I envy the clarity he writes with, minuscule details of sessions twenty years past. Many parts of my surfing life seem like a daze, with only brief moments shining through. Maybe writing helps bring back some details buried deep in the cortex… just have to remind the thalamus where they are. I could also imagine that, as a lifelong writer, Finnegan probably kept detailed journals of his sessions. I’ve tried to do the same before, but I’m usually completely cooked after a day of surfing to where just jotting down a few notes becomes a huge chore.

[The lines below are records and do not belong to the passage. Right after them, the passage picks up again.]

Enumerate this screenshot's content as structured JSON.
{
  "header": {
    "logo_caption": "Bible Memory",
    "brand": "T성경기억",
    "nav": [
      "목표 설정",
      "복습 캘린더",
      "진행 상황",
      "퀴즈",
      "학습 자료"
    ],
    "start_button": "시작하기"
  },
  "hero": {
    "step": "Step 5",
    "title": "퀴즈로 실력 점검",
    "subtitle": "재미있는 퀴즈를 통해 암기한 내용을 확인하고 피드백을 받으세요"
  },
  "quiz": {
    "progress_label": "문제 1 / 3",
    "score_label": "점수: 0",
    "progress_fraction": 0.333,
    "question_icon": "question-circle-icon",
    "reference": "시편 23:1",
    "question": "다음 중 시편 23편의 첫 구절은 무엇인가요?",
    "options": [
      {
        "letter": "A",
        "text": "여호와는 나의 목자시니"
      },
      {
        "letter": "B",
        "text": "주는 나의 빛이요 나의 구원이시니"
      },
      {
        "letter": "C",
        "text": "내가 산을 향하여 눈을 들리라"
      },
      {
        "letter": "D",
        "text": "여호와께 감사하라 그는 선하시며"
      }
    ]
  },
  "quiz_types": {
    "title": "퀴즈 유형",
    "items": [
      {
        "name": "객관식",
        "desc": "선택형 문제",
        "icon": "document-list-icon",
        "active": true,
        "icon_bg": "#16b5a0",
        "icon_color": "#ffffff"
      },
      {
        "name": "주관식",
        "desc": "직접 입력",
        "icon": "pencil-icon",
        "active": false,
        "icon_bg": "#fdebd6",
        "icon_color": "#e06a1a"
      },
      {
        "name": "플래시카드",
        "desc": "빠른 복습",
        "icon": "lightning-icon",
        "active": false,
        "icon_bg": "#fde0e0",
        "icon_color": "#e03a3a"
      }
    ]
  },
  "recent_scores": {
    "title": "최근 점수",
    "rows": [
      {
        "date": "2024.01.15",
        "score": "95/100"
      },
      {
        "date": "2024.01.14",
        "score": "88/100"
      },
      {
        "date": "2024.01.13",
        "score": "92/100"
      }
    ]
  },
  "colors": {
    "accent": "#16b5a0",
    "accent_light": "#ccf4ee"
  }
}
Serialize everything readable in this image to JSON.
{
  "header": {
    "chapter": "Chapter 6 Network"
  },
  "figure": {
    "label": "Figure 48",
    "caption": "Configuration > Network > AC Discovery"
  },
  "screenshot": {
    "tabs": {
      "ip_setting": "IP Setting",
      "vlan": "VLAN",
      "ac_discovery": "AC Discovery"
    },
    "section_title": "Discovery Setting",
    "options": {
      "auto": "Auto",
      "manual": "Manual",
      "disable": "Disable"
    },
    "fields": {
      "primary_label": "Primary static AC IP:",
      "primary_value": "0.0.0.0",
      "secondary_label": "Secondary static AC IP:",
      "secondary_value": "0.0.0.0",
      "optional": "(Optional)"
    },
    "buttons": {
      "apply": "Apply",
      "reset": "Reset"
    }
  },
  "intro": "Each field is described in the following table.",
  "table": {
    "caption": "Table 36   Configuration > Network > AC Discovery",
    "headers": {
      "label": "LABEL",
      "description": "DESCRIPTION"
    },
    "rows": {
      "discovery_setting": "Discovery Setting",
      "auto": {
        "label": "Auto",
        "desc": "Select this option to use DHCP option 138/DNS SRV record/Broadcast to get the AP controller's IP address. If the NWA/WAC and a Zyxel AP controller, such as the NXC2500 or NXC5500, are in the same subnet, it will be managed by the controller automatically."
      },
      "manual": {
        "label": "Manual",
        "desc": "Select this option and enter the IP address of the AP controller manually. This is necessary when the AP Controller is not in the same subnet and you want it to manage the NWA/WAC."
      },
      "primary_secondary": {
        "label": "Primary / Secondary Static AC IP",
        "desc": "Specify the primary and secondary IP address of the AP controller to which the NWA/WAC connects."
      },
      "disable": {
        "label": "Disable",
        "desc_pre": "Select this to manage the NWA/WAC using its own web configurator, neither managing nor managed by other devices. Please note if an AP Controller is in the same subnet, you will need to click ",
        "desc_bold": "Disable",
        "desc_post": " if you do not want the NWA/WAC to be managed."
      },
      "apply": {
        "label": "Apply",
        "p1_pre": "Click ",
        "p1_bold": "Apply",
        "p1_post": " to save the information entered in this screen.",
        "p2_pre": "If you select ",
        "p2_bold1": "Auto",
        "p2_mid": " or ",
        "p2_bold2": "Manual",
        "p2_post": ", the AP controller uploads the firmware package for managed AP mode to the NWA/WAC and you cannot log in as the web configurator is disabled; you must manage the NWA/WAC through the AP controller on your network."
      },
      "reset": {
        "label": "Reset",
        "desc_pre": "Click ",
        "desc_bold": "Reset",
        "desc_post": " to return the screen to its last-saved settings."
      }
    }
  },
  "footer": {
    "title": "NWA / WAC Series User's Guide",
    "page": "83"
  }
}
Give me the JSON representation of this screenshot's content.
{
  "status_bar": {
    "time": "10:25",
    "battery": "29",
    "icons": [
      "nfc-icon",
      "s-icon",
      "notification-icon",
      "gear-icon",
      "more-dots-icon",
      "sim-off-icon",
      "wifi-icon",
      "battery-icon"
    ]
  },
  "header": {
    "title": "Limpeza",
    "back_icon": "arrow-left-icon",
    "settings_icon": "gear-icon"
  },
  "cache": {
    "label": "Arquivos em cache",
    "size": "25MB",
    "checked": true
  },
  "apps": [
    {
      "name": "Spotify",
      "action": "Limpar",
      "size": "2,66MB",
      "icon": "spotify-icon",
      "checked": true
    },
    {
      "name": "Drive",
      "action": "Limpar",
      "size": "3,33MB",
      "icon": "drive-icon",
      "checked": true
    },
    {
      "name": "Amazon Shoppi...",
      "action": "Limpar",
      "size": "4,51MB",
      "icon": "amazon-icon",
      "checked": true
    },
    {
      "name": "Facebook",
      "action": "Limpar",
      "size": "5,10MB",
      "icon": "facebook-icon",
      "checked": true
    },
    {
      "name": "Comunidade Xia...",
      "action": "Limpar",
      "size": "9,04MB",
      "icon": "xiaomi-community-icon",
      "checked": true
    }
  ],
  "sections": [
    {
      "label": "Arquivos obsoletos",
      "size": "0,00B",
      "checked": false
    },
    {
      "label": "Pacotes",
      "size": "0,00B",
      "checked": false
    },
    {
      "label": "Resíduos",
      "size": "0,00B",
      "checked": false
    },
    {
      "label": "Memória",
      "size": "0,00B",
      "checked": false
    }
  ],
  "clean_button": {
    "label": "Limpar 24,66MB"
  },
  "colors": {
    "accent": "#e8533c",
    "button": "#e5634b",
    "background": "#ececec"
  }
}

A re-reading of Barbarian Days just before a surf-haj to Indonesia is the inspiration for starting this, but we’ll see where this goes, as my surfing life is (hopefully) no where close to the end. The most exciting chapters may even be in the future. I’m also no professional writer and my brain is language-confused more than 50% of the time. So let’s see what this collection of colloquial anamneses, journal entries and map scribbles end up being whenever my surfing life comes to a close and it’s passed on the next surf-adventurer of kin.